A Novel Recombinant Multisubunit Vaccine against Chlamydia

• Published in: The Journal of immunology (1950) Vol. 173; no. 5; pp. 3375 - 3382
• Main Authors: Eko, Francis O, He, Qing, Brown, Teresa, McMillan, Lucinda, Ifere, Godwin O, Ananaba, Godwin A, Lyn, Deborah, Lubitz, Werner, Kellar, Kathryn L, Black, Carolyn M, Igietseme, Joseph U
• Format: Journal Article
• Language: English
• Published: United States Am Assoc Immnol 01.09.2004
• Subjects: Animals; Antibody Formation - immunology; Bacterial Outer Membrane Proteins - genetics; Bacterial Outer Membrane Proteins - immunology; Chlamydia - genetics; Chlamydia - immunology; Chlamydia Infections - immunology; Chlamydia Infections - prevention & control; Genetic Vectors; Mice; Plasmids; Th1 Cells - immunology; Vaccines, Synthetic - genetics; Vaccines, Synthetic - immunology
• ISSN: 0022-1767; 1550-6606
• DOI: 10.4049/jimmunol.173.5.3375

The administration of an efficacious vaccine is the most effective long-term measure to control the oculogenital infections caused by Chlamydia trachomatis in humans.
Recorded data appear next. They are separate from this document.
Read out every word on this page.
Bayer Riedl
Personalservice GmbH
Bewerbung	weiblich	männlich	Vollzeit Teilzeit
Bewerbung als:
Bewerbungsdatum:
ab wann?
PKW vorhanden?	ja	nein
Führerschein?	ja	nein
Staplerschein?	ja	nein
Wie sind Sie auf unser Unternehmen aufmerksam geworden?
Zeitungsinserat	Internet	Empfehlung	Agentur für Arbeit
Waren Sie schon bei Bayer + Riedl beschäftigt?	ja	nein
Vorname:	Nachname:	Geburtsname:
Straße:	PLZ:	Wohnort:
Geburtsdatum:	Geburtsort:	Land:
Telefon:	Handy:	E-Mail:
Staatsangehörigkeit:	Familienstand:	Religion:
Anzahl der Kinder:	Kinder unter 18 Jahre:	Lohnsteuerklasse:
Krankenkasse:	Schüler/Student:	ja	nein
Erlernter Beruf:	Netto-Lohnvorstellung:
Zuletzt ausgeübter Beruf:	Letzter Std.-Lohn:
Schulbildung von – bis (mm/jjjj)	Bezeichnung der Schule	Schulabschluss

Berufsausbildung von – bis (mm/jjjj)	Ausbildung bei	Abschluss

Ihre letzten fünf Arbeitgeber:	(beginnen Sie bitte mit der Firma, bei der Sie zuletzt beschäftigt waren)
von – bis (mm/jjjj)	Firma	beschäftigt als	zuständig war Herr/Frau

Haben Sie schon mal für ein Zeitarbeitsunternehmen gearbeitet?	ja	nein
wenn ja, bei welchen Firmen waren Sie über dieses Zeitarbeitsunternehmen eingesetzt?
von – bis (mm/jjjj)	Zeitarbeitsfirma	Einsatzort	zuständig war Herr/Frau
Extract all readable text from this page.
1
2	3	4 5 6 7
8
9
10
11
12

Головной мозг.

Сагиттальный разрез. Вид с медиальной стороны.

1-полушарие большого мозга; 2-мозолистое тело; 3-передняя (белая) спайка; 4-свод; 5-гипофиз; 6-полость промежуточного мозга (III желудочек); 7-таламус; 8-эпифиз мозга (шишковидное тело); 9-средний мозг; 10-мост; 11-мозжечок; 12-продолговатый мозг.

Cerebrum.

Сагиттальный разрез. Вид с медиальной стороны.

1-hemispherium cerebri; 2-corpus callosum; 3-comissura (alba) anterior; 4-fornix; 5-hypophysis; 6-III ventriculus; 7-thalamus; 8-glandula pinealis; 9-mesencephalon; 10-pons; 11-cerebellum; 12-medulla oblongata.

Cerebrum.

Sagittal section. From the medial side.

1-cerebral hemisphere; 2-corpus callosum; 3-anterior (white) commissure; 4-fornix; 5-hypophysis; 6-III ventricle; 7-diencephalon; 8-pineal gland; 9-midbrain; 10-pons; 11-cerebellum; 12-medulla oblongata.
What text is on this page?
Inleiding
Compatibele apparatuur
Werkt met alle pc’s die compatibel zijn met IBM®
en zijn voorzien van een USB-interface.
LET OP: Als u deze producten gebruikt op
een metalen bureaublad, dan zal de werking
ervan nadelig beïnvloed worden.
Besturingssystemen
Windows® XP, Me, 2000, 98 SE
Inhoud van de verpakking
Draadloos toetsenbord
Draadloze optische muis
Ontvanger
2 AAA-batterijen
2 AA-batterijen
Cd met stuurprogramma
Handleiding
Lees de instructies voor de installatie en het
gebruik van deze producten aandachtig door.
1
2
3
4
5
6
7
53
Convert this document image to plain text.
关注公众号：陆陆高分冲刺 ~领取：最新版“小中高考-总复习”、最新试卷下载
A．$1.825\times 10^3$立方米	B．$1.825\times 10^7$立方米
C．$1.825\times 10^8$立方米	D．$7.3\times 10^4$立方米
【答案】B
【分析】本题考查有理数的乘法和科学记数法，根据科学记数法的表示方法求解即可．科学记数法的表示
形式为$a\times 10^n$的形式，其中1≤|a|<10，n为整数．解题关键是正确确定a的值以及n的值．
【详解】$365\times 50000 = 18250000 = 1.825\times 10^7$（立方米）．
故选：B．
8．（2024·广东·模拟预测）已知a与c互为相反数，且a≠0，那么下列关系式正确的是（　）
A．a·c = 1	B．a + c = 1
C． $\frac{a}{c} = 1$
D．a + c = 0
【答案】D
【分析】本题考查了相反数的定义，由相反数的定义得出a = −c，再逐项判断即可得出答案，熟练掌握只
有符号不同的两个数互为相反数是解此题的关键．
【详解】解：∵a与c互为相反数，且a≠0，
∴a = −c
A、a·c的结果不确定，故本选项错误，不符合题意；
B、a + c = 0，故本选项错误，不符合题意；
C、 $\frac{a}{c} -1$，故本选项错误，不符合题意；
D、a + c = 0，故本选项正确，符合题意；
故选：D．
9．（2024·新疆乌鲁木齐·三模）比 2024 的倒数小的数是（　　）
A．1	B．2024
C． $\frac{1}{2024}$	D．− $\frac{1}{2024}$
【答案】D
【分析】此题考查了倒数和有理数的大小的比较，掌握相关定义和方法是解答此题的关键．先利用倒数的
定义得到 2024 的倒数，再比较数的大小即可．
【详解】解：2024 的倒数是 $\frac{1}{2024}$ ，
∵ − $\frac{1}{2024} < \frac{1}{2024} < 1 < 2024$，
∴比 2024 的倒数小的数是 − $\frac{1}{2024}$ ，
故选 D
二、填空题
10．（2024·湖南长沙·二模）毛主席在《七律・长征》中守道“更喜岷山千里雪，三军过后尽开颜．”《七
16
Chlamydia genome sequencing has identified a number of potential vaccine candidates, and the current challenge is to develop an effective delivery vehicle for induction of a high level of mucosal T and complementary B cell responses. Vibrio cholerae ghosts (VCG) are nontoxic, effective delivery vehicles with potent adjuvant properties, and are capable of inducing both T cell and Ab responses in mucosal tissues. We investigated the hypothesis that rVCG could serve as effective delivery vehicles for single or multiple subunit chlamydial vaccines to induce a high level of protective immunity. rVCG-expressing chlamydial outer membrane proteins were produced by a two-step genetic process, involving cloning of Omp genes in V. cholerae, followed by gene E-mediated lysis of the cells. The immunogenicity and vaccine efficacy of rVCG-expressing single and multiple subunits were compared. Immunologic analysis indicated that i.m. immunization of mice with either vaccine construct induced a strong mucosal and systemic specific Th1 response against the whole chlamydial organism. However, there was an immunogenic advantage associated with the multiple subunit vaccine that induced a higher frequency of Th1 cells and a relatively greater ability to confer protective immunity, compared with the single subunit construct. These results support the operational theory that the ability of a vaccine to confer protective immunity against Chlamydia is a function of the level of Th1 response elicited.